OpenClaw's security model is "personal assistant" (one trusted operator, potentially many agents), not "shared multi-tenant bus."
- If multiple people can message the same tool-enabled agent (for example a shared Slack workspace), they can all steer that agent within its granted permissions.
- Session or memory scoping reduces context bleed, but does **not** create per-user host authorization boundaries.
- For mixed-trust or adversarial users, isolate by OS user/host/gateway and use separate credentials per boundary.
- A company-shared agent can be a valid setup when users are in the same trust boundary and the agent is strictly business-only.
- For company-shared setups, use a dedicated machine/VM/container and dedicated accounts; avoid mixing personal data on that runtime.
- If that host/browser profile is logged into personal accounts (for example Apple/Google/personal password manager), you have collapsed the boundary and increased personal-data exposure risk.
## Agent and Model Assumptions
- The model/agent is **not** a trusted principal. Assume prompt/content injection can manipulate behavior.
- Security boundaries come from host/config trust, auth, tool policy, sandboxing, and exec approvals.
- Prompt injection by itself is not a vulnerability report unless it crosses one of those boundaries.
- Hook/webhook-driven payloads should be treated as untrusted content; keep unsafe bypass flags disabled unless doing tightly scoped debugging (`hooks.gmail.allowUnsafeExternalContent`, `hooks.mappings[].allowUnsafeExternalContent`).
- Weak model tiers are generally easier to prompt-inject. For tool-enabled or hook-driven agents, prefer strong modern model tiers and strict tool policy (for example `tools.profile: "messaging"` or stricter), plus sandboxing where possible.

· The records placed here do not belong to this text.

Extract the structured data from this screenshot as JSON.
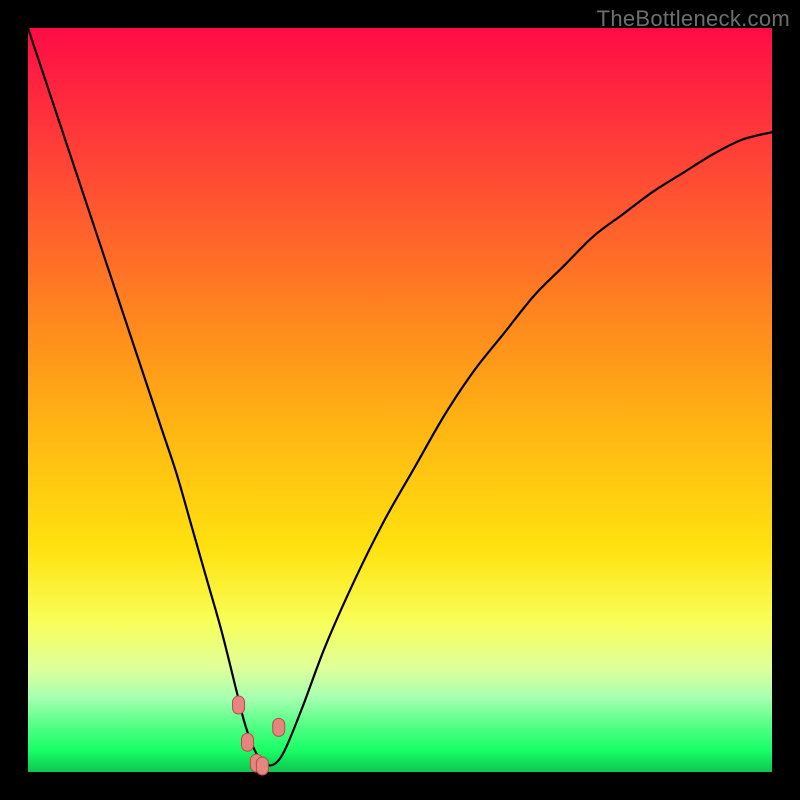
{
  "watermark": "TheBottleneck.com",
  "colors": {
    "curve": "#000000",
    "marker_fill": "#e6857f",
    "marker_stroke": "#b84b45"
  },
  "chart_data": {
    "type": "line",
    "title": "",
    "xlabel": "",
    "ylabel": "",
    "xlim": [
      0,
      100
    ],
    "ylim": [
      0,
      100
    ],
    "x": [
      0,
      2,
      4,
      6,
      8,
      10,
      12,
      14,
      16,
      18,
      20,
      22,
      24,
      26,
      28,
      29,
      30,
      31,
      32,
      33,
      34,
      35,
      37,
      40,
      44,
      48,
      52,
      56,
      60,
      64,
      68,
      72,
      76,
      80,
      84,
      88,
      92,
      96,
      100
    ],
    "values": [
      100,
      94,
      88,
      82,
      76,
      70,
      64,
      58,
      52,
      46,
      40,
      33,
      26,
      19,
      11,
      7,
      4,
      2,
      1,
      1,
      2,
      4,
      9,
      17,
      26,
      34,
      41,
      48,
      54,
      59,
      64,
      68,
      72,
      75,
      78,
      80.5,
      83,
      85,
      86
    ],
    "markers_x": [
      28.3,
      29.5,
      30.7,
      31.5,
      33.7
    ],
    "markers_y": [
      9,
      4,
      1.2,
      0.8,
      6
    ],
    "note": "values interpreted as percentage height from bottom of the gradient panel"
  }
}
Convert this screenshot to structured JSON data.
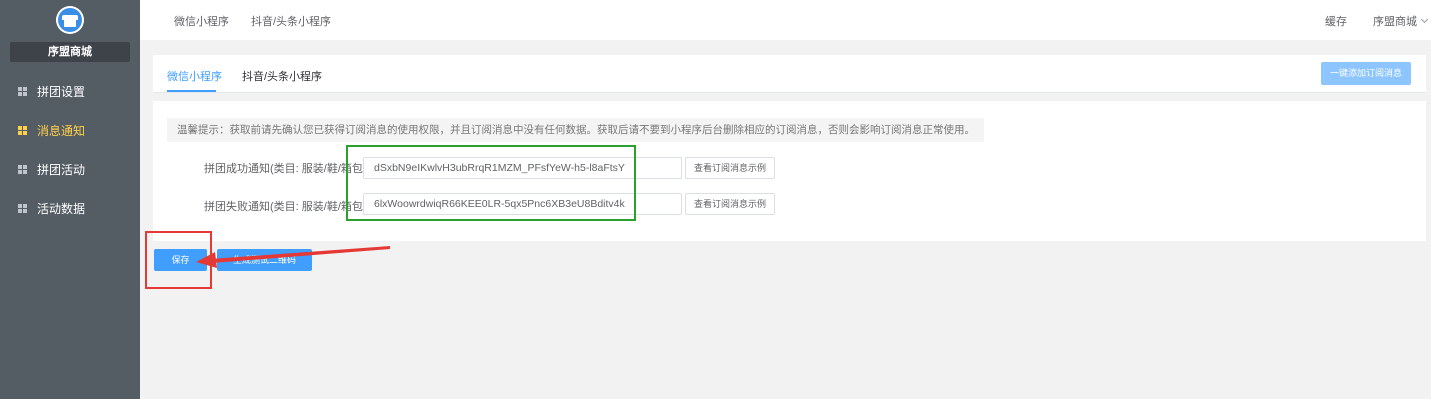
{
  "sidebar": {
    "shop_name": "序盟商城",
    "items": [
      {
        "label": "拼团设置",
        "active": false
      },
      {
        "label": "消息通知",
        "active": true
      },
      {
        "label": "拼团活动",
        "active": false
      },
      {
        "label": "活动数据",
        "active": false
      }
    ]
  },
  "topbar": {
    "links": [
      "微信小程序",
      "抖音/头条小程序"
    ],
    "cache": "缓存",
    "user": "序盟商城"
  },
  "tabs": [
    "微信小程序",
    "抖音/头条小程序"
  ],
  "add_button": "一键添加订阅消息",
  "tip": "温馨提示：获取前请先确认您已获得订阅消息的使用权限，并且订阅消息中没有任何数据。获取后请不要到小程序后台删除相应的订阅消息，否则会影响订阅消息正常使用。",
  "rows": [
    {
      "label": "拼团成功通知(类目: 服装/鞋/箱包）",
      "value": "dSxbN9eIKwlvH3ubRrqR1MZM_PFsfYeW-h5-l8aFtsY",
      "example": "查看订阅消息示例"
    },
    {
      "label": "拼团失败通知(类目: 服装/鞋/箱包）",
      "value": "6lxWoowrdwiqR66KEE0LR-5qx5Pnc6XB3eU8Bditv4k",
      "example": "查看订阅消息示例"
    }
  ],
  "save_button": "保存",
  "qr_button": "生成测试二维码",
  "colors": {
    "sidebar_bg": "#545c64",
    "active_menu": "#ffd04b",
    "primary": "#409eff",
    "annotation_green": "#2ca02c",
    "annotation_red": "#e53935"
  }
}
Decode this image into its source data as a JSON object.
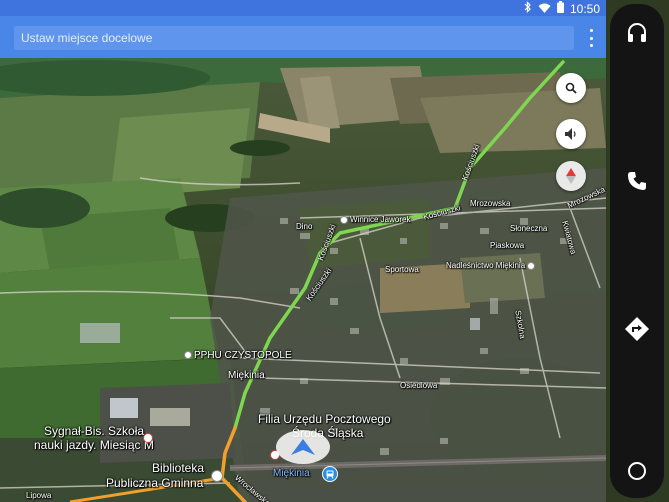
{
  "status": {
    "time": "10:50"
  },
  "search": {
    "placeholder": "Ustaw miejsce docelowe"
  },
  "labels": {
    "winnice": "Winnice Jaworek",
    "kosciuszki_top": "Kościuszki",
    "kosciuszki_mid": "Kościuszki",
    "kosciuszki_left": "Kościuszki",
    "kosciuszki_low": "Kościuszki",
    "mrozowska": "Mrozowska",
    "mrozowska_right": "Mrozowska",
    "sloneczna": "Słoneczna",
    "piaskowa": "Piaskowa",
    "kwiatowa": "Kwiatowa",
    "dino": "Dino",
    "sportowa": "Sportowa",
    "nadlesnictwo": "Nadleśnictwo Miękinia",
    "szkolna": "Szkolna",
    "pphu": "PPHU CZYSTOPOLE",
    "miekinia_top": "Miękinia",
    "osiedlowa": "Osiedlowa",
    "filia1": "Filia Urzędu Pocztowego",
    "filia2": "Środa Śląska",
    "sygnal1": "Sygnał-Bis. Szkoła",
    "sygnal2": "nauki jazdy. Miesiąc M",
    "biblioteka1": "Biblioteka",
    "biblioteka2": "Publiczna Gminna",
    "miekinia_station": "Miękinia",
    "lipowa": "Lipowa",
    "wroclawska": "Wrocławska"
  },
  "colors": {
    "status_bar": "#3f74df",
    "app_bar": "#4a86e8",
    "route_green": "#7fd650",
    "route_orange": "#f2a02c",
    "rail_bg": "#141414"
  },
  "icons": {
    "status": [
      "bluetooth-icon",
      "wifi-icon",
      "battery-icon"
    ],
    "map_buttons": [
      "search-icon",
      "volume-icon",
      "compass-icon"
    ],
    "rail": [
      "headset-icon",
      "phone-icon",
      "navigation-icon",
      "home-circle-icon"
    ]
  }
}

- Exec approvals bind exact command/cwd/env context and, when OpenClaw can identify one concrete local script/file operand, that file snapshot too. This is best-effort integrity hardening, not a complete semantic model of every interpreter/runtime loader path.

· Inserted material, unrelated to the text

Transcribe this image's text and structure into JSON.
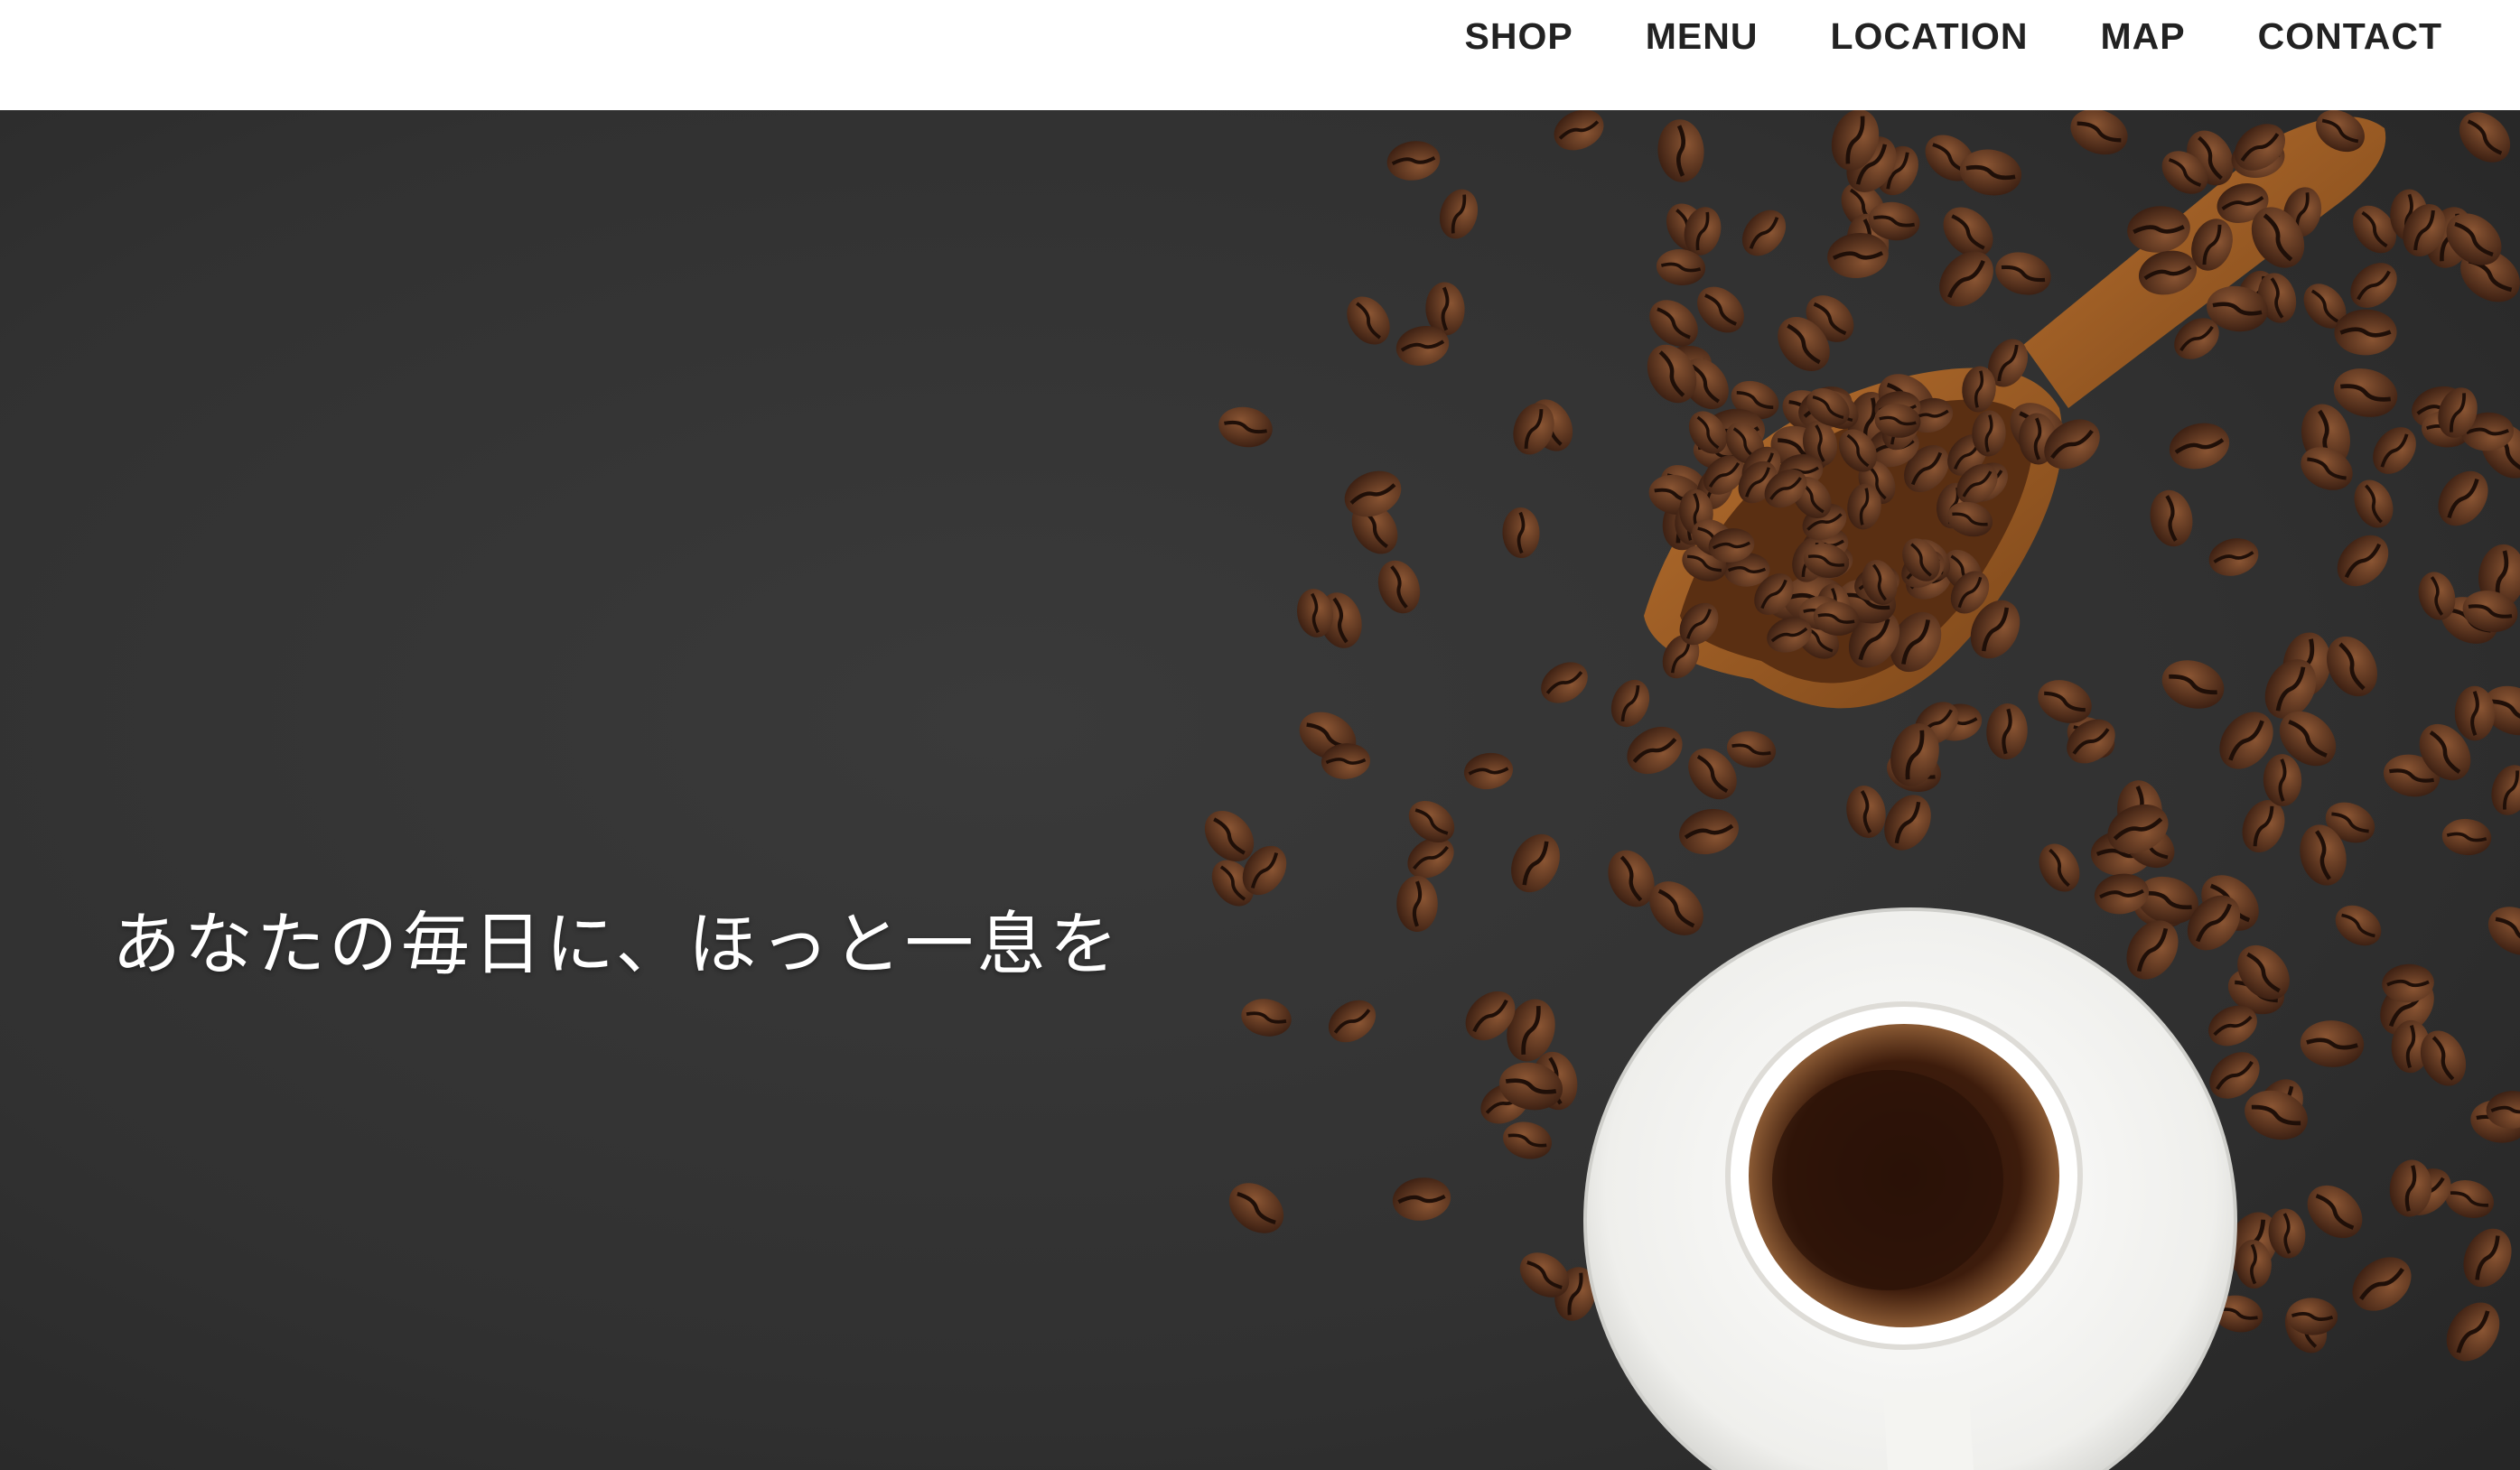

- Differences in command-risk warning heuristics between exec surfaces (`gateway`, `node`, `sandbox`) do not, by themselves, constitute a security-boundary bypass.
OpenClaw uses a dedicated temp root for local media handoff and sandbox-adjacent temp artifacts:
- Preferred temp root: `/tmp/openclaw` (when available and safe on the host).
- Fallback temp root: `os.tmpdir()/openclaw` (or `openclaw-<uid>` on multi-user hosts).
Security boundary notes:
- Sandbox media validation allows absolute temp paths only under the OpenClaw-managed temp root.
- Arbitrary host tmp paths are not treated as trusted media roots.
- Plugin/extension code should use OpenClaw temp helpers (`resolvePreferredOpenClawTmpDir`, `buildRandomTempFilePath`, `withTempDownloadPath`) rather than raw `os.tmpdir()` defaults when handling media files.
- The Gateway HTTP surface includes the canvas host (`/__openclaw__/canvas/`, `/__openclaw__/a2ui/`). Treat canvas content as sensitive/untrusted and avoid exposing it beyond loopback unless you understand the risk.